Kunst als Kapitalanlage

Von Silke Lahmann-Lammert |
In den vergangenen Jahren sind die Preise auf dem Kunstmarkt förmlich explodiert. Von diesem Trend wollen nun auch Investmenthäuser profitieren. Die Art Estate AG in Hamburg bietet Investoren Anteile an Werken internationaler Künstler an und rechnet mit einer satten Rendite.
Die Art Estate AG residiert in einer schick-sanierten Fabriketage im Hamburger Stadtteil Bahrenfeld. Kameras verfolgen jeden Schritt, wenn Geschäftsführer Johannes Heinzmann seine Kunden ins Allerheiligste lenkt:

"Wir haben hier die Möglichkeit, 25 Werke von 10 Künstlern – fünf deutsche, fünf US-Amerikaner – direkt in Augenschein zu nehmen."

Heinzmann führt von Bild zu Bild: Wesselman, Wahrhol, Rosenquist, Richter, Polke, Baselitz. Er hat die Tour schon öfter gemacht und preist im Plauderton Qualität und Marktwert der Arbeiten. 5,5 Millionen Euro hat die Investmentfirma sich den Ankauf der Werke kosten lassen. Sie bilden das Fundament des ersten geschlossenen Kunstfonds in Deutschland. Wer Anteile erwerben will, braucht keine Kenntnisse über Künstler und Epochen, sondern flüssiges Vermögen. Mindesteinlage: 2500 Euro.

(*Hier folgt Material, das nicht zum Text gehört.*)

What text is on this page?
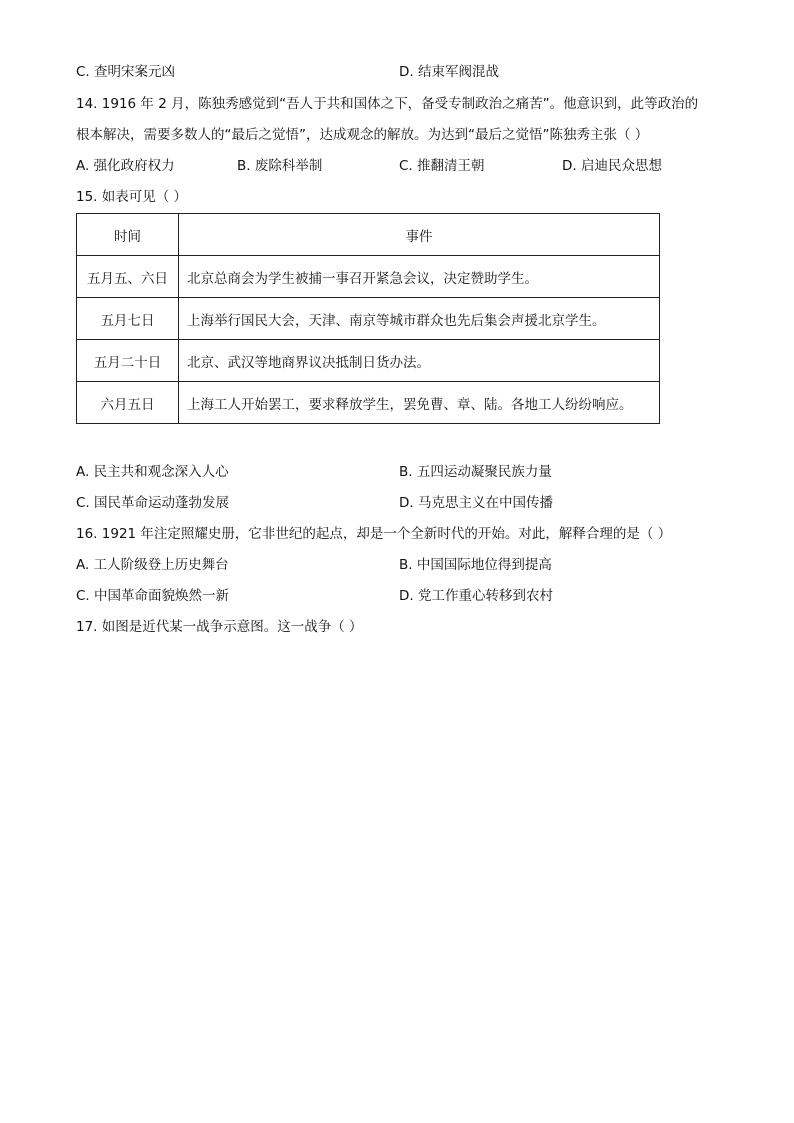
C. 查明宋案元凶	D. 结束军阀混战
14. 1916 年 2 月，陈独秀感觉到“吾人于共和国体之下，备受专制政治之痛苦”。他意识到，此等政治的
根本解决，需要多数人的“最后之觉悟”，达成观念的解放。为达到“最后之觉悟”陈独秀主张（ ）
A. 强化政府权力	B. 废除科举制	C. 推翻清王朝	D. 启迪民众思想
15. 如表可见（ ）
时间	事件
五月五、六日	北京总商会为学生被捕一事召开紧急会议，决定赞助学生。
五月七日	上海举行国民大会，天津、南京等城市群众也先后集会声援北京学生。
五月二十日	北京、武汉等地商界议决抵制日货办法。
六月五日	上海工人开始罢工，要求释放学生，罢免曹、章、陆。各地工人纷纷响应。
A. 民主共和观念深入人心	B. 五四运动凝聚民族力量
C. 国民革命运动蓬勃发展	D. 马克思主义在中国传播
16. 1921 年注定照耀史册，它非世纪的起点，却是一个全新时代的开始。对此，解释合理的是（ ）
A. 工人阶级登上历史舞台	B. 中国国际地位得到提高
C. 中国革命面貌焕然一新	D. 党工作重心转移到农村
17. 如图是近代某一战争示意图。这一战争（ ）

"Das ist durchaus vergleichbar mit anderen Kapitalanlageformen. Nehmen Sie zum Beispiel einen Schiffsfond. Sie werden auch nicht Kapitän, indem sie einen Schiffsfond zeichnen. Und so wird keiner Sammler dadurch, dass er für einen Kunstfonds zeichnet. Sie erwerben kein Kunstwerk, sondern eine Kapitalanlage."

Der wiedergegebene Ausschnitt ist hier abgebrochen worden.